2) By Switching from Cost Per Lead Models to Cost Per Acquisition. By switching to a CPA model, clients are immediately wanting a sale not a lead. The CPL model has worked well for social media due to the availability of the data. However, if clients using social media focus on CPA it will create a need to shorten the purchase process and thus deliver a purchase experience outside of their core site.

3) By Mapping their Social Graph and Purchase Habits. Understanding their consumers’ social media behaviours and the products they purchase will enable them to provide smaller scale solutions. Not all social audiences will want to purchase away from a core site, in fact, not all audiences are social, or confident socially. Therefore, studying who your most social audiences are… and how they purchase on your site will enable you to create smaller bespoke packages.
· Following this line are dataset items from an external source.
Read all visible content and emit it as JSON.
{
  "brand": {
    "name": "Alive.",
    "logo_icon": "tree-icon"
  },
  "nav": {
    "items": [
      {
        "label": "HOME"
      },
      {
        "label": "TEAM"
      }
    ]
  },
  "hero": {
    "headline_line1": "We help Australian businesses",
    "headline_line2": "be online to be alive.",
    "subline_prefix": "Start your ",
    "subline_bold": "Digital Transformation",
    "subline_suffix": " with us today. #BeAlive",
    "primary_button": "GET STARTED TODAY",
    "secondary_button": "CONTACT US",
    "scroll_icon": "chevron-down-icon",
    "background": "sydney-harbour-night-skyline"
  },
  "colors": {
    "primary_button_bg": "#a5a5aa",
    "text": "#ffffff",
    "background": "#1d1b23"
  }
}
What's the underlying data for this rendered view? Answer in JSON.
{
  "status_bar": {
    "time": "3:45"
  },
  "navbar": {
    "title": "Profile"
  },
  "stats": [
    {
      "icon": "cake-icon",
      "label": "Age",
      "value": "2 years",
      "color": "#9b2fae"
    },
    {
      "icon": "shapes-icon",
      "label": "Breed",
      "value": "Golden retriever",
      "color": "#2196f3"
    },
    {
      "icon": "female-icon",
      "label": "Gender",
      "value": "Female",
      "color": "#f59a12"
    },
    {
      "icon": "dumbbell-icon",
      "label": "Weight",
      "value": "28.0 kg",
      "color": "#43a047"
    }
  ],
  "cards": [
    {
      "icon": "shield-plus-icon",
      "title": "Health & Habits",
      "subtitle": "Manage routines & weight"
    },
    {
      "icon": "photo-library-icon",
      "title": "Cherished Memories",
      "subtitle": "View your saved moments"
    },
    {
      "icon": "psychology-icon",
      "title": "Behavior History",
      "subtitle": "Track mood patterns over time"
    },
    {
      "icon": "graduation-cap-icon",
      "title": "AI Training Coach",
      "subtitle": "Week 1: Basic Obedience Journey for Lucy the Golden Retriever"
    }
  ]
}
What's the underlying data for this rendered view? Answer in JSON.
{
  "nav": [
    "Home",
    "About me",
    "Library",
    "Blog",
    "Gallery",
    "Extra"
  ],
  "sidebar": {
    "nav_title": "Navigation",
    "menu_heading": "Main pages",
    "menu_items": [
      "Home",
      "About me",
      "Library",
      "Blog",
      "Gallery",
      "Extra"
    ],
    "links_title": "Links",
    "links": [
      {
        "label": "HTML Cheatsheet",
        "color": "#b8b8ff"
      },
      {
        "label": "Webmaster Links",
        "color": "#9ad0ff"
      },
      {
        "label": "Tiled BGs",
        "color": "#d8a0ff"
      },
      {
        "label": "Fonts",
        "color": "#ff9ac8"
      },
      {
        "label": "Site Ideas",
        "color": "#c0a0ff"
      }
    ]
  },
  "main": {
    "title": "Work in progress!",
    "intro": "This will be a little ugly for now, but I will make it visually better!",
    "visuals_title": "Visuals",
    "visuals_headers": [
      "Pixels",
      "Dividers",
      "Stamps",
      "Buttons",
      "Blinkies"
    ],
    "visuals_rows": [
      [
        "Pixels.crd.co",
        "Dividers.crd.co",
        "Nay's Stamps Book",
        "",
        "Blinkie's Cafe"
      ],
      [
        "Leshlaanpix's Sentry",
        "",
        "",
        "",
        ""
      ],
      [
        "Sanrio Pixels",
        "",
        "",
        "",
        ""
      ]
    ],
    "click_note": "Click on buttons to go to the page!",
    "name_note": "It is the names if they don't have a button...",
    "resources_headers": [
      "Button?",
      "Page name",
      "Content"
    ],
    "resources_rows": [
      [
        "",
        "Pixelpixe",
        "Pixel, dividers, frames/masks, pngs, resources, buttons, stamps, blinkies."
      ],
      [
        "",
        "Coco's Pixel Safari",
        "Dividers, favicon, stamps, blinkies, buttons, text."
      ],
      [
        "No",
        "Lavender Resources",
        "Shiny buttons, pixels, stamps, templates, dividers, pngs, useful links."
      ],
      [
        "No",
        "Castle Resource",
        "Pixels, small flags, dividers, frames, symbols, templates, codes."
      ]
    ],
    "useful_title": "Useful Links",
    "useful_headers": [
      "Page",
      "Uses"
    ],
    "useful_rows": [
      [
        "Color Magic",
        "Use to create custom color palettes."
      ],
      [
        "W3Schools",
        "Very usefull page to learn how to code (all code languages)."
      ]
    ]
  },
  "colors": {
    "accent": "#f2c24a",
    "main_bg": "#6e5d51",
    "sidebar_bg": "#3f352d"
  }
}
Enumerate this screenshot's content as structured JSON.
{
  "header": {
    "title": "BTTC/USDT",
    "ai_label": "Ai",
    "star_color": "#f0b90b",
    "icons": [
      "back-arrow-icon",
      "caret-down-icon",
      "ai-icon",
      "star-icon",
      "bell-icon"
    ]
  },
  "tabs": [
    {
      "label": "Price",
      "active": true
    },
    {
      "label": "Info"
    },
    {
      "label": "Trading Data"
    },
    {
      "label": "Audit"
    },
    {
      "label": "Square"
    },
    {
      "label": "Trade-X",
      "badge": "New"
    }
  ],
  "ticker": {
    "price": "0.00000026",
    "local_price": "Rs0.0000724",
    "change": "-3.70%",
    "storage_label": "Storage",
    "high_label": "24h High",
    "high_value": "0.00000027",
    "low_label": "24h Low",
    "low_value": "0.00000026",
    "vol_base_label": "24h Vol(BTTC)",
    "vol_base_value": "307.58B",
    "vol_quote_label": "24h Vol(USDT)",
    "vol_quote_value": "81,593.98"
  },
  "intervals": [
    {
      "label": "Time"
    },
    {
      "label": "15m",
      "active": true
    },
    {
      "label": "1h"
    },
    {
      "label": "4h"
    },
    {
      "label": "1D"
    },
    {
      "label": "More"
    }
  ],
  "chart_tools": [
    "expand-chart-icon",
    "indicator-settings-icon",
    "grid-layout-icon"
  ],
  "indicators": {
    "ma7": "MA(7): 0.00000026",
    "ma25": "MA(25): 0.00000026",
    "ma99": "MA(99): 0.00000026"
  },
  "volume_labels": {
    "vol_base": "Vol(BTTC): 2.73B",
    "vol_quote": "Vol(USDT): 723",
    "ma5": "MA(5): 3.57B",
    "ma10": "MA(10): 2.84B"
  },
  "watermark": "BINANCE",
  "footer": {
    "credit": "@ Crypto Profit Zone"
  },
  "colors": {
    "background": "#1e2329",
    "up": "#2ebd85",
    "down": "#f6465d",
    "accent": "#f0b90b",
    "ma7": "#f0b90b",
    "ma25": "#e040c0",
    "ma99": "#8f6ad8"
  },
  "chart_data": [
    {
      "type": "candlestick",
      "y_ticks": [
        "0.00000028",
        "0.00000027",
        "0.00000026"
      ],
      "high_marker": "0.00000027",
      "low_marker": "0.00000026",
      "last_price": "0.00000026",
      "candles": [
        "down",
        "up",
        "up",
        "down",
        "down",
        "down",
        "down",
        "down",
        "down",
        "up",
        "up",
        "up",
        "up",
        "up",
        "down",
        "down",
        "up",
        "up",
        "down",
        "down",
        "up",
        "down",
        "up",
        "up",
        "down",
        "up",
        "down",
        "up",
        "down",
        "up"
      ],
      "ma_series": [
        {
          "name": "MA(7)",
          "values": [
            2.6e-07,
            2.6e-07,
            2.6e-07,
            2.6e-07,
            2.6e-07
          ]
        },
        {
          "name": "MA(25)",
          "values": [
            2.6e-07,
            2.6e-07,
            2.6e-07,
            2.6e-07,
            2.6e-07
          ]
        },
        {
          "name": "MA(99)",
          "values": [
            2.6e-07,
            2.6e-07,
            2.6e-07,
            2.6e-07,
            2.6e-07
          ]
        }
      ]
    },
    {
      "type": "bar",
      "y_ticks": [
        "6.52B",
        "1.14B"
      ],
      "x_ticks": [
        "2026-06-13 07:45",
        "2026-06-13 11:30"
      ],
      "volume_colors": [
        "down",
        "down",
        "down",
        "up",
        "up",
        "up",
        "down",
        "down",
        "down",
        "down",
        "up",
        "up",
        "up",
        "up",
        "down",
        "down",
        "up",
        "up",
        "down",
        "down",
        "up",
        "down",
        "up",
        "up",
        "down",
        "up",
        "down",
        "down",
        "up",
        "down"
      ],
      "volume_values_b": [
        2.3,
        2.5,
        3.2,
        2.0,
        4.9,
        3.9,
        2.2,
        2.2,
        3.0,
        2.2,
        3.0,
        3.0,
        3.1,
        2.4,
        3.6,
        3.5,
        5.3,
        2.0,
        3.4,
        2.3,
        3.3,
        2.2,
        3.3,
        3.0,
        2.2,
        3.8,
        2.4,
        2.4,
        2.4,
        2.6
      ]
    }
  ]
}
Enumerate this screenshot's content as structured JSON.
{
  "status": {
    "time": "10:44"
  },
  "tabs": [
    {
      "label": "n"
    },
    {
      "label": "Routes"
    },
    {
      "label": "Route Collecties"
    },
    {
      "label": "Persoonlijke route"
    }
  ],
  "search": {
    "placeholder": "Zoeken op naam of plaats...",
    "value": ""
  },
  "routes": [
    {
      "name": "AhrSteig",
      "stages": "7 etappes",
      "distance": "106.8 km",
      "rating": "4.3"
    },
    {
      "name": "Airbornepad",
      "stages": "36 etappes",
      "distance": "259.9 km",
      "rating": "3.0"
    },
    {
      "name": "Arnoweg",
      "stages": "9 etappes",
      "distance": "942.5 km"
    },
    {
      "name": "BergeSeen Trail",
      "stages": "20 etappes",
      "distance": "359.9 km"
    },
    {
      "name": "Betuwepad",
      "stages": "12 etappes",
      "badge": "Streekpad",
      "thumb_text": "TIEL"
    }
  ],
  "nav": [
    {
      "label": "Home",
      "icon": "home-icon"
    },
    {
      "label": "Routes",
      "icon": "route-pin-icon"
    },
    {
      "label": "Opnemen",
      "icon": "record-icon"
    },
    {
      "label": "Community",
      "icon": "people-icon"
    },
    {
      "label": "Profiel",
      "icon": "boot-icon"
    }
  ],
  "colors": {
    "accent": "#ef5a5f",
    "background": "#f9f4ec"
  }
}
4) By trying a firesale. Try some really short-term offers on products you want to dispose off. End of season lines for example. Imagine ASOS delivering a Boxing Day sale only through its Facebook News Feeds or Twitter feeds…? Could be quite a magical and interesting thing, plus imagine this overlaid with an auction model… exciting times I think.

5) Invest in Web Analytics to survey what % of users are coming from social channels. My bet is that for alot of companies Facebook is becoming your 2nd digital volume driver behind Google. If this is the case, what are you waiting for?

Recommendations 2-5 are essentially tactical and technical, and with a good agency-client relationship could be relatively easy to implement, but 1) “Shifting to DTC” is strategic and political, requiring a big mind-shift from brands as manufacturers to brand as service providers.  This is the real challenge for social commerce.